平成22年10月22日
日本癌学会理事長 | 野田哲生 |
日本がん免疫学会理事長 | 今井浩三 |
朝日新聞の「臨床試験中のがん治療ワクチン」記事(2010年10月15日、16日)には、東京大学医科学研究所で開発した「がんワクチン」を用いて同附属病院で行われた臨床試験に関して、大きな事実誤認に基づいて情報をゆがめ、読者を誤った理解へと誘導する内容が掲載されました。

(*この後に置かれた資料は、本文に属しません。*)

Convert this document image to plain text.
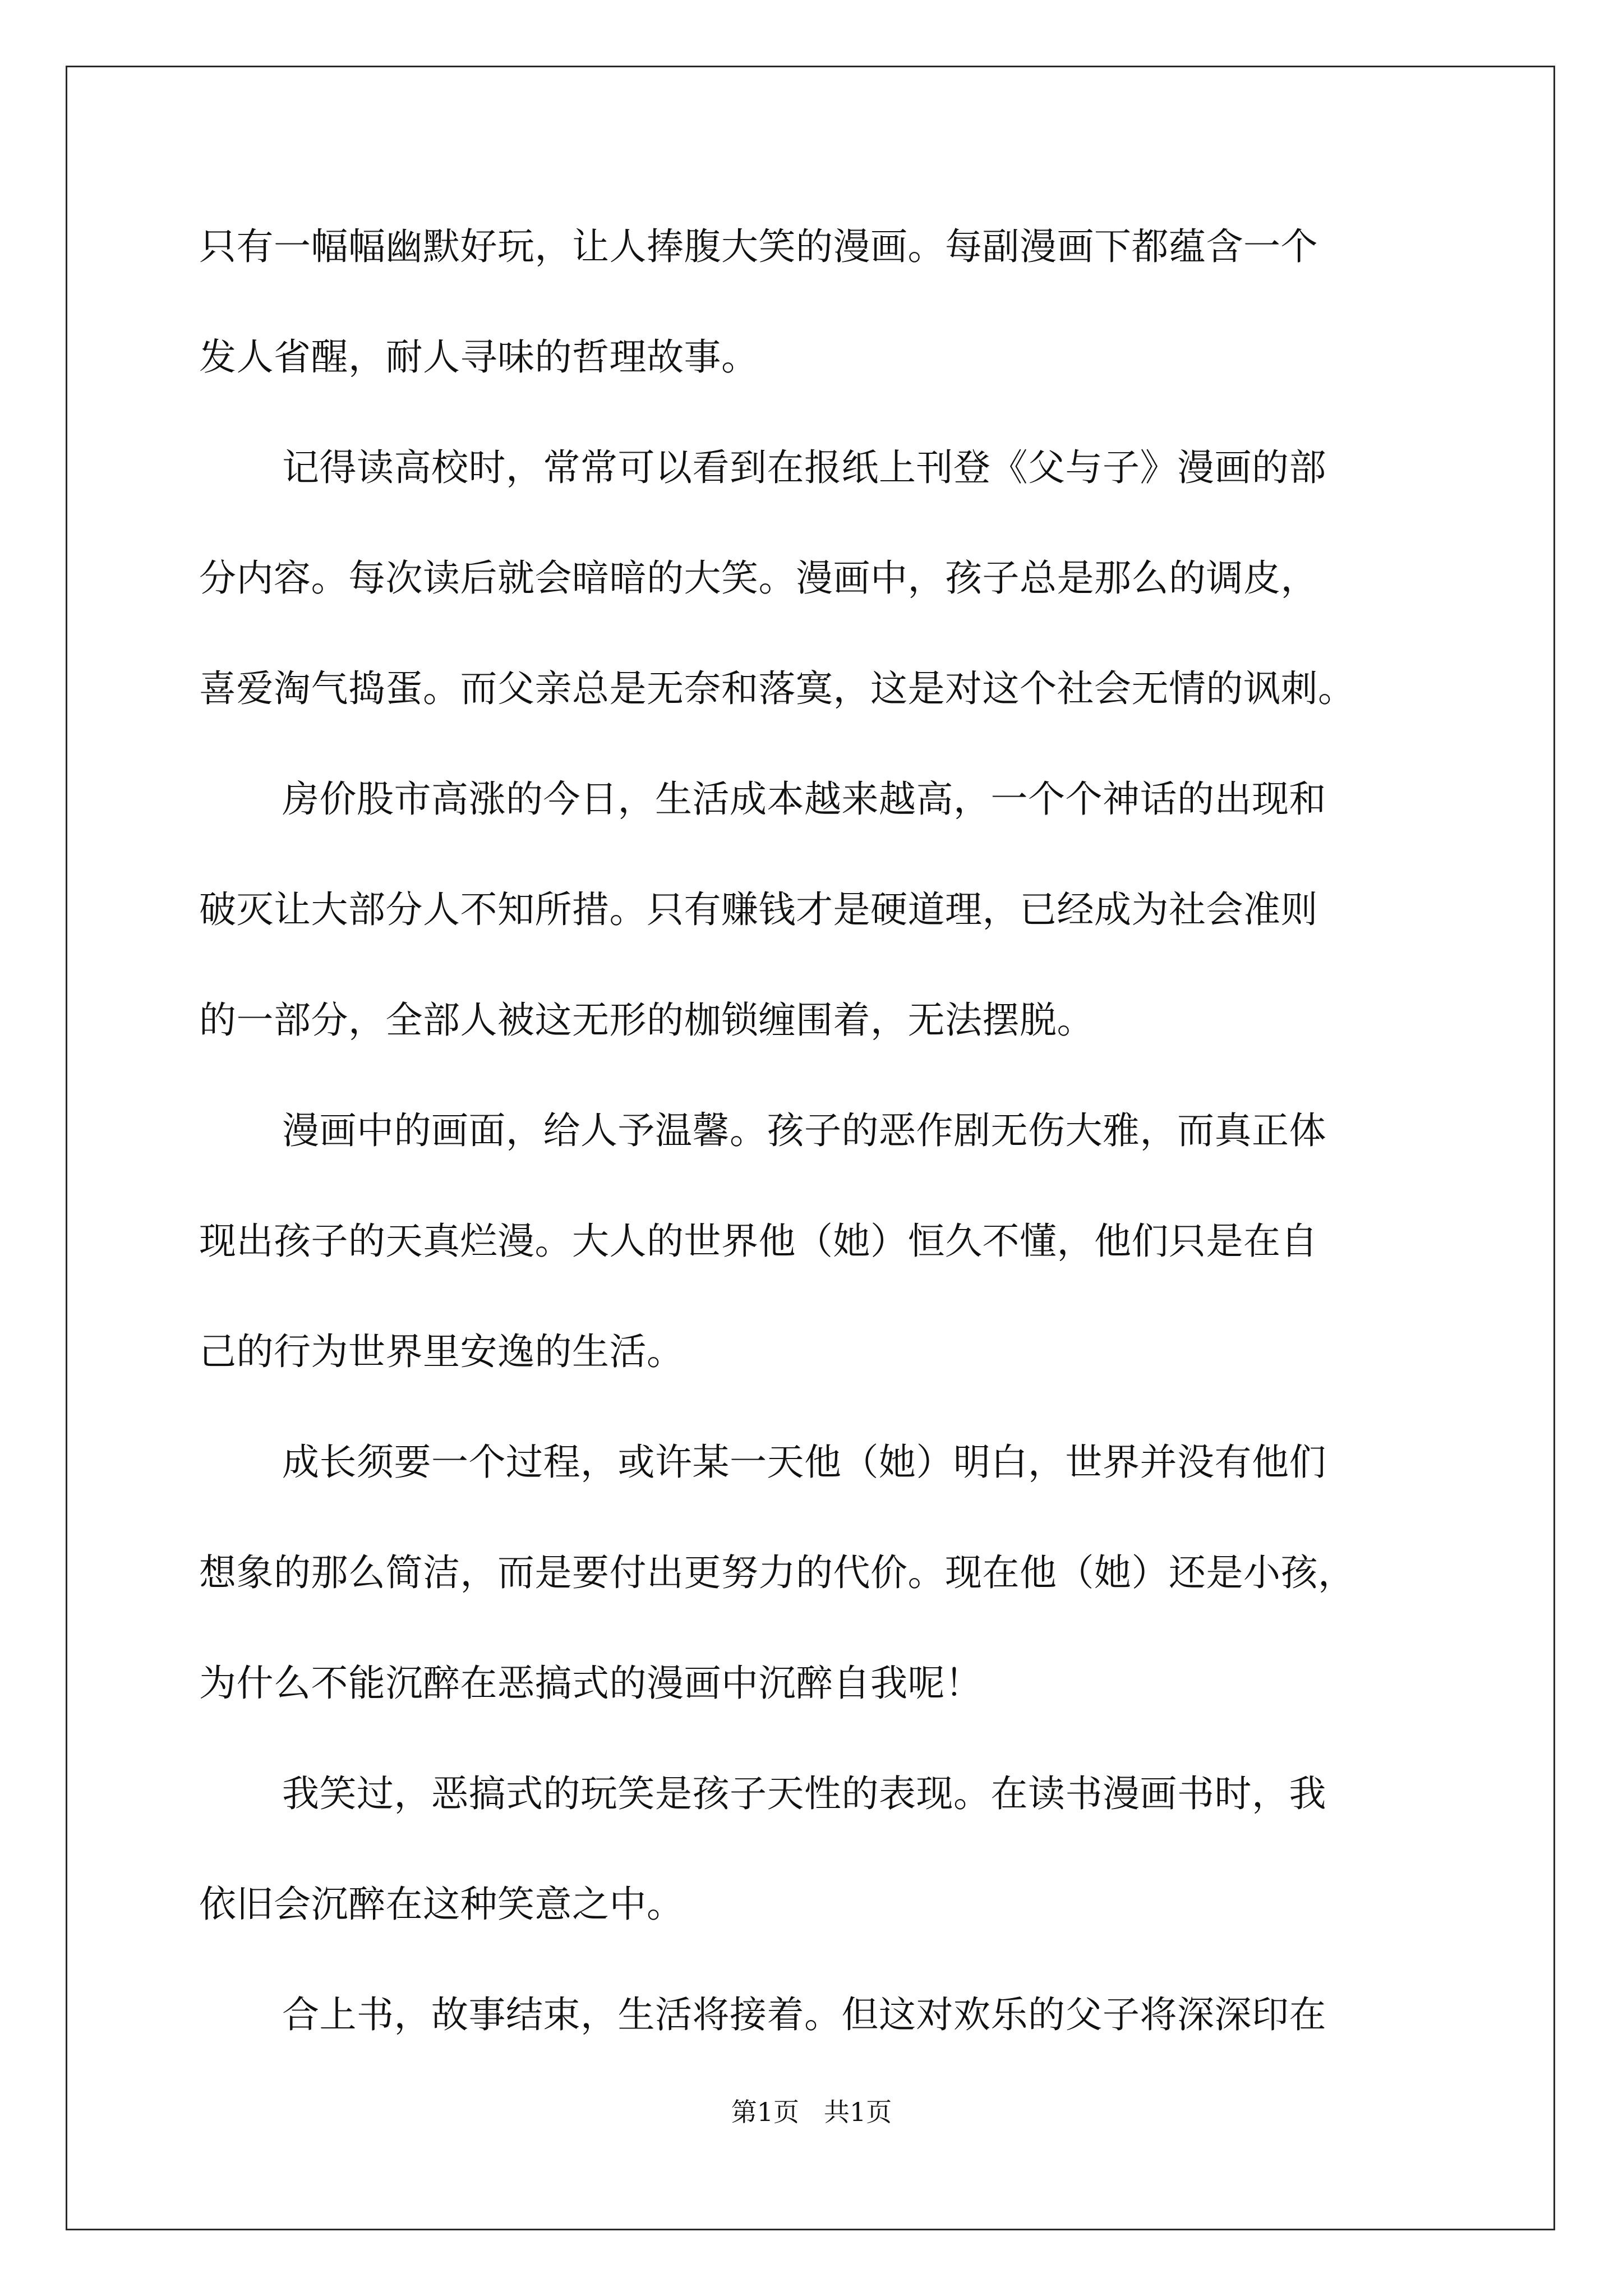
只有一幅幅幽默好玩，让人捧腹大笑的漫画。每副漫画下都蕴含一个
发人省醒，耐人寻味的哲理故事。
记得读高校时，常常可以看到在报纸上刊登《父与子》漫画的部
分内容。每次读后就会暗暗的大笑。漫画中，孩子总是那么的调皮，
喜爱淘气捣蛋。而父亲总是无奈和落寞，这是对这个社会无情的讽刺。
房价股市高涨的今日，生活成本越来越高，一个个神话的出现和
破灭让大部分人不知所措。只有赚钱才是硬道理，已经成为社会准则
的一部分，全部人被这无形的枷锁缠围着，无法摆脱。
漫画中的画面，给人予温馨。孩子的恶作剧无伤大雅，而真正体
现出孩子的天真烂漫。大人的世界他（她）恒久不懂，他们只是在自
己的行为世界里安逸的生活。
成长须要一个过程，或许某一天他（她）明白，世界并没有他们
想象的那么简洁，而是要付出更努力的代价。现在他（她）还是小孩，
为什么不能沉醉在恶搞式的漫画中沉醉自我呢！
我笑过，恶搞式的玩笑是孩子天性的表现。在读书漫画书时，我
依旧会沉醉在这种笑意之中。
合上书，故事结束，生活将接着。但这对欢乐的父子将深深印在
第1页 共1页
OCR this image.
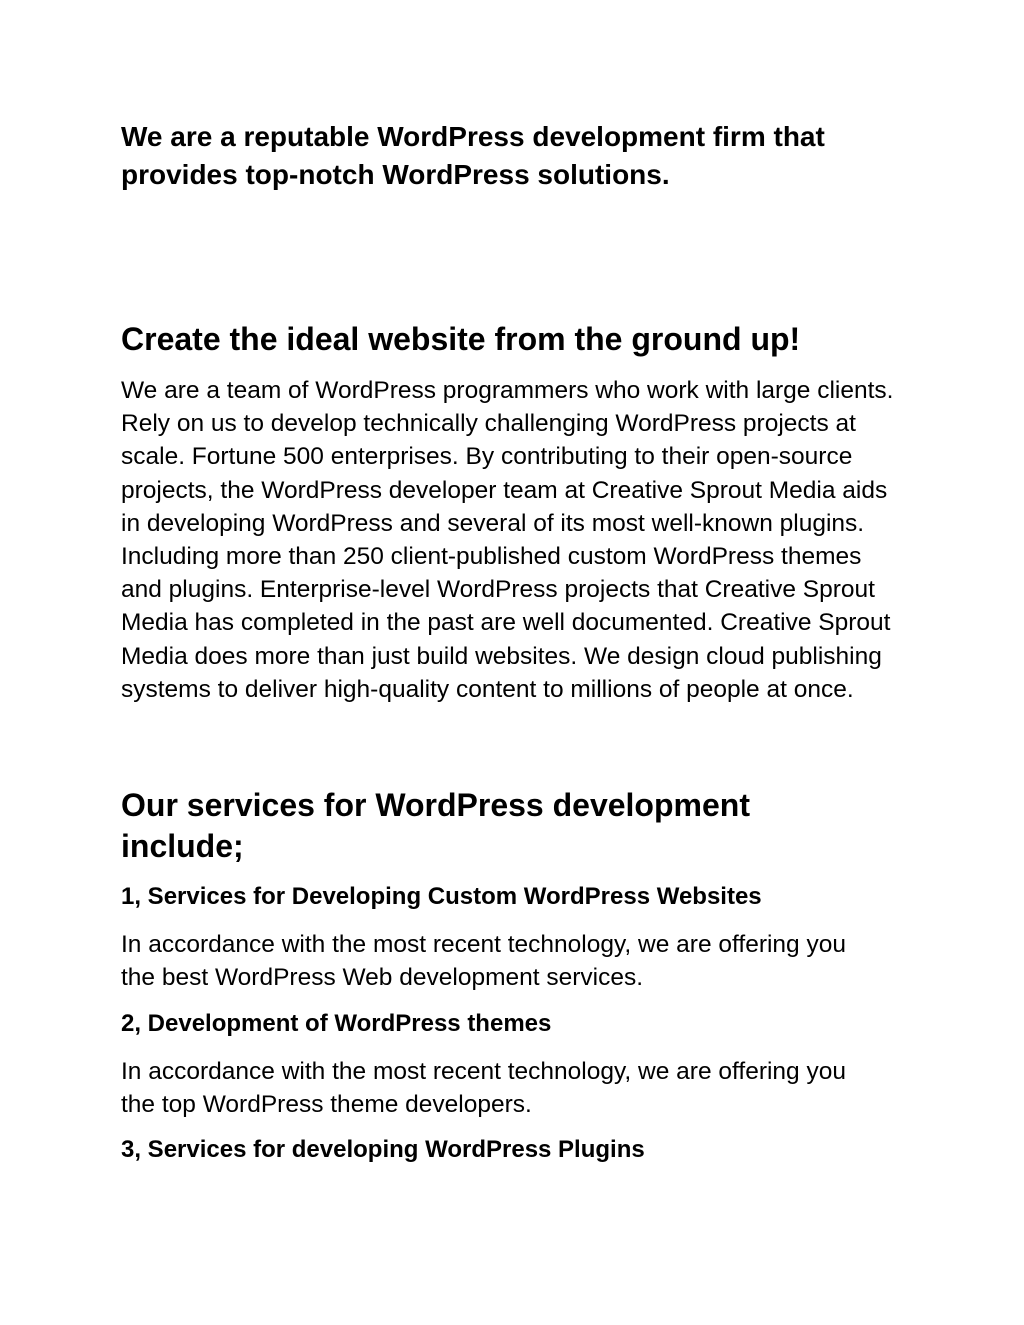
We are a reputable WordPress development firm that provides top-notch WordPress solutions.

Create the ideal website from the ground up!

We are a team of WordPress programmers who work with large clients. Rely on us to develop technically challenging WordPress projects at scale. Fortune 500 enterprises. By contributing to their open-source projects, the WordPress developer team at Creative Sprout Media aids in developing WordPress and several of its most well-known plugins. Including more than 250 client-published custom WordPress themes and plugins. Enterprise-level WordPress projects that Creative Sprout Media has completed in the past are well documented. Creative Sprout Media does more than just build websites. We design cloud publishing systems to deliver high-quality content to millions of people at once.

Our services for WordPress development include;
1, Services for Developing Custom WordPress Websites

In accordance with the most recent technology, we are offering you the best WordPress Web development services.

2, Development of WordPress themes

In accordance with the most recent technology, we are offering you the top WordPress theme developers.

3, Services for developing WordPress Plugins
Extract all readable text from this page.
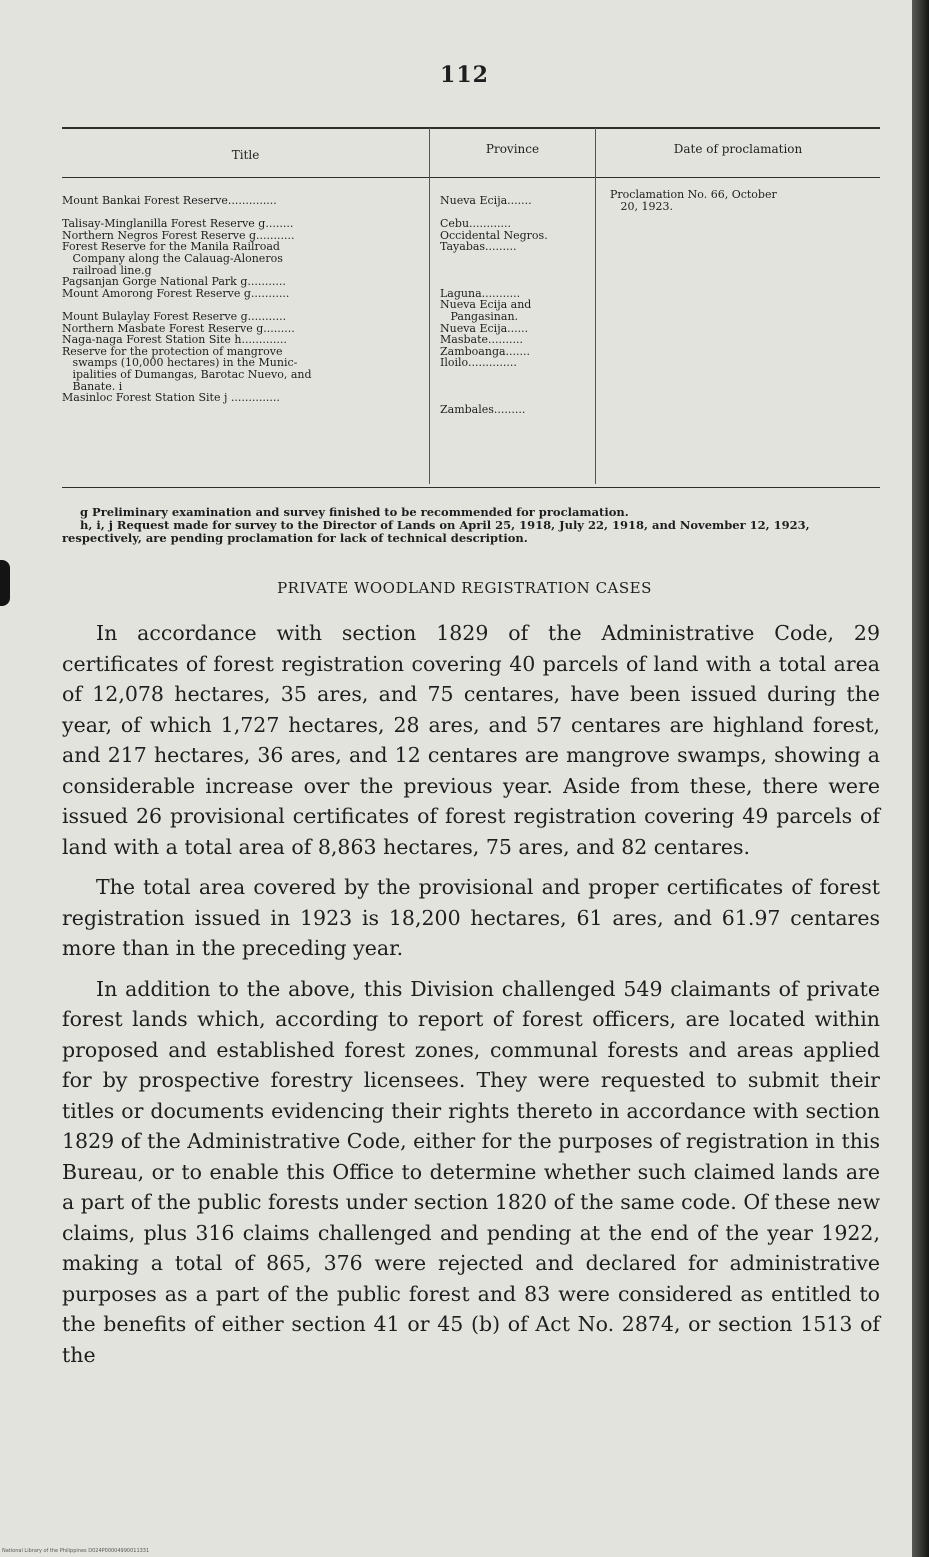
112
Title	Province	Date of proclamation
Mount Bankai Forest Reserve..............

Talisay-Minglanilla Forest Reserve g........
Northern Negros Forest Reserve g...........
Forest Reserve for the Manila Railroad
Company along the Calauag-Aloneros
railroad line.g
Pagsanjan Gorge National Park g...........
Mount Amorong Forest Reserve g...........

Mount Bulaylay Forest Reserve g...........
Northern Masbate Forest Reserve g.........
Naga-naga Forest Station Site h.............
Reserve for the protection of mangrove
swamps (10,000 hectares) in the Munic-
ipalities of Dumangas, Barotac Nuevo, and
Banate. i
Masinloc Forest Station Site j ..............
Nueva Ecija.......

Cebu............
Occidental Negros.
Tayabas.........

Laguna...........
Nueva Ecija and
Pangasinan.
Nueva Ecija......
Masbate..........
Zamboanga.......
Iloilo..............

Zambales.........
Proclamation No. 66, October
20, 1923.

g Preliminary examination and survey finished to be recommended for proclamation.

h, i, j Request made for survey to the Director of Lands on April 25, 1918, July 22, 1918, and November 12, 1923, respectively, are pending proclamation for lack of technical description.

PRIVATE WOODLAND REGISTRATION CASES

In accordance with section 1829 of the Administrative Code, 29 certificates of forest registration covering 40 parcels of land with a total area of 12,078 hectares, 35 ares, and 75 centares, have been issued during the year, of which 1,727 hectares, 28 ares, and 57 centares are highland forest, and 217 hectares, 36 ares, and 12 centares are mangrove swamps, showing a considerable increase over the previous year. Aside from these, there were issued 26 provisional certificates of forest registration covering 49 parcels of land with a total area of 8,863 hectares, 75 ares, and 82 centares.

The total area covered by the provisional and proper certificates of forest registration issued in 1923 is 18,200 hectares, 61 ares, and 61.97 centares more than in the preceding year.

In addition to the above, this Division challenged 549 claimants of private forest lands which, according to report of forest officers, are located within proposed and established forest zones, communal forests and areas applied for by prospective forestry licensees. They were requested to submit their titles or documents evidencing their rights thereto in accordance with section 1829 of the Administrative Code, either for the purposes of registration in this Bureau, or to enable this Office to determine whether such claimed lands are a part of the public forests under section 1820 of the same code. Of these new claims, plus 316 claims challenged and pending at the end of the year 1922, making a total of 865, 376 were rejected and declared for administrative purposes as a part of the public forest and 83 were considered as entitled to the benefits of either section 41 or 45 (b) of Act No. 2874, or section 1513 of the

National Library of the Philippines D024P00004990011331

その結果、ワクチン治療を受けておられる全国のがん患者さんに無用なご心配をおかけするとともに、今後の新たながん治療開発に向けた臨床試験に参加を希望される、多くのがん患者の皆様にも、多大なご迷惑をおかけする事態となっております。また、この記事は、がん患者さんに、より有効な治療を提供するべく懸命に努力している医療関係者、研究者、学生の意欲を大きく削ぐものであり、この分野での我が国の進歩に大きなブレーキをかける結果を招きかねません。
より良いがん治療の提供を最大の目的として設立され、活動を続けている学会としては、このような記事を容認することはできません。ここに朝日新聞に対して強く抗議するとともに、速やかな記事の訂正と患者さんや関係者に対する謝罪を含めた釈明を求めます。